"The important thing was, I had an onion on my belt. Which was the style at the time." |
The answer is simple. Scale. World War Z is just that: a world war. Not the story of some people in a mall ambiguously watching the TV signal go out. Not even some really funny people in a pub surrounded by zombies! This is the story of how the world fell into the shit of the zombie apocalypse... but it's more than that. This is an oral history, a post-war recollection of the shit that went down by the people who were there and lived to tell the tale. Yes, there were zombies and material society as we basically knew it collapsed and a bunch of people were probably assholes in that landscape and WHO ARE THE REAL MONSTERS and all that shit, but FUCK THAT. Humanity prevailed. It was forever altered by the infected reanimated dead running around biting people and whatnot, and as of the book's fictional writing will still need a lot of work... but humanity won out. I find this far more interesting than the traditional usual approach, in case that hasn't become clear by now. Maybe the tight focus on a few survivors in a linear fashion works for a lot of people, but not for me who already finds the zombie thing dull. No, this book actually made it interesting for me. It's a series of shorter stories, told as personal recollections, that span a global scale. Still, the vignettes follow a logical progression from the first outbreaks to the usual widespread panic to the attempts of humanity to escape and eventually fight back. The key story, for me anyways, is the Battle Of Yonkers in which the US Army is totally routed by the advancing undead. Their training is in dealing with an entirely human foe that can be incapacitated and wounded and demoralized, but zombies have none of this weakness and just keep on coming. It almost feels like a condemnation of the 140 minutes of grey people getting shot in the head; a real soldier would be trained to aim for the chest, not the head, and that training is hard to overcome in a crisis like that.

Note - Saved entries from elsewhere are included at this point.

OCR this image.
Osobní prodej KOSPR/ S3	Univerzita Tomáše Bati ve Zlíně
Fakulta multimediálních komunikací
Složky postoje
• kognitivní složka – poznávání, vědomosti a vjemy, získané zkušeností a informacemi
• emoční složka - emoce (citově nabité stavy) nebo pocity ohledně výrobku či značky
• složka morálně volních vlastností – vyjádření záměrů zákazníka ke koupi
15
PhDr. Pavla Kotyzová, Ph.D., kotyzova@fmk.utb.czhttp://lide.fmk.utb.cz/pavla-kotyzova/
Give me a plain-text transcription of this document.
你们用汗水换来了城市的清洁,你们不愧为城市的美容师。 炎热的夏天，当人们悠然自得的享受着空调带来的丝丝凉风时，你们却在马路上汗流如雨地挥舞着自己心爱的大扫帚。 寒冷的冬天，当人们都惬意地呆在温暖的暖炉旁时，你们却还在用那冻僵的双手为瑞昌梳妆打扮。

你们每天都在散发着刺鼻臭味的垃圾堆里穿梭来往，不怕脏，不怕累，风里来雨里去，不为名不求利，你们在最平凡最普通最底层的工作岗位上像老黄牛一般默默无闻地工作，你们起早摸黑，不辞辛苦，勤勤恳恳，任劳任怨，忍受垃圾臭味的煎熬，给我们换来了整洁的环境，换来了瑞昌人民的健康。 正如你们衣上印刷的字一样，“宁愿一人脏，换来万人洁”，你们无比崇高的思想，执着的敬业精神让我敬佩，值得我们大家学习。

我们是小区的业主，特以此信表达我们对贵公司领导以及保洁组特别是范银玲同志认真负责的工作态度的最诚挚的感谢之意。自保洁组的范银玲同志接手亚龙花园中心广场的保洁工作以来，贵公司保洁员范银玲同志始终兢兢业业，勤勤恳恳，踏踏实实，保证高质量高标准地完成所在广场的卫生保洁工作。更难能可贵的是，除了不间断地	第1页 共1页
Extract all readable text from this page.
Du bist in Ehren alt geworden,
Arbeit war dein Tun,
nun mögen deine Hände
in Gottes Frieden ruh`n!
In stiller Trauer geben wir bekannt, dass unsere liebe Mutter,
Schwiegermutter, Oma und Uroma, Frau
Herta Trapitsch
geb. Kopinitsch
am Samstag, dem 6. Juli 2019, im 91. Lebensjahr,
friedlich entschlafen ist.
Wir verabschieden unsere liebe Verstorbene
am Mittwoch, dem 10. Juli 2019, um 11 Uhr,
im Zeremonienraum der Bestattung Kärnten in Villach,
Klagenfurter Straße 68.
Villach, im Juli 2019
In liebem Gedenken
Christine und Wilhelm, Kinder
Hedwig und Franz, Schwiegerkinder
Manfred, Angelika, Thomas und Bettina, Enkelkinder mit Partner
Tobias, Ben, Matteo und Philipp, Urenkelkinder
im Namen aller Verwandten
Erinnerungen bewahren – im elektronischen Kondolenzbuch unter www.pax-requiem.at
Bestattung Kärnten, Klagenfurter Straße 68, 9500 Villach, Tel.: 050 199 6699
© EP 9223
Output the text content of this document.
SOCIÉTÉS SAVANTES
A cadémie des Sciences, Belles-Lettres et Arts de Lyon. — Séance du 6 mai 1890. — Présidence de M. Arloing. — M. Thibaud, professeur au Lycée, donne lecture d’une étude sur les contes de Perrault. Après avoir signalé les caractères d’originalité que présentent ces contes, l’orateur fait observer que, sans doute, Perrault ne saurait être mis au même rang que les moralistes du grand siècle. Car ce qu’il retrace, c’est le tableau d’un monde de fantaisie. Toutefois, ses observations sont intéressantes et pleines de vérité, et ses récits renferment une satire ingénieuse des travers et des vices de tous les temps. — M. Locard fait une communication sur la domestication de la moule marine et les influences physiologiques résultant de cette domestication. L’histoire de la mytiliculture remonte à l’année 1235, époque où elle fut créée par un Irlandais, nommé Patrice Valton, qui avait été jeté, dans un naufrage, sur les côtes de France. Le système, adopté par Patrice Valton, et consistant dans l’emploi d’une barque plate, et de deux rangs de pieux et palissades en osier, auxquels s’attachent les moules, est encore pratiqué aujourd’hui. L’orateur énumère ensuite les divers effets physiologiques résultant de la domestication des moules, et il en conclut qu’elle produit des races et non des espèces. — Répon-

The vignettes and small stories manage to do what most zombie fiction doesn't for me: it makes everything feel more human. You get a sense of the masses, how they all react, and how different people deal with the crisis outside of these little microcosms and isolated pockets of folks holed up in some shithole waiting for the end. There's even a lot of stuff that just comes as a natural result of thinking about the rules of zombie fiction but, to my knowledge, hadn't been done before. For instance, heart transplants from infected bodies. Or zombies under the ocean. Or what happened to people up in space. The list goes on. It remains the best "traditional" piece of zombie fiction I've consumed, without any odd quirk like being really funny or also actually dealing with demons and skeleton armies. I can't imagine much else that could really surpass it in the genre of undead monsters who want brains, so it's got that going for it. Give it a read if you're into the whole zombie thing. It's a ride.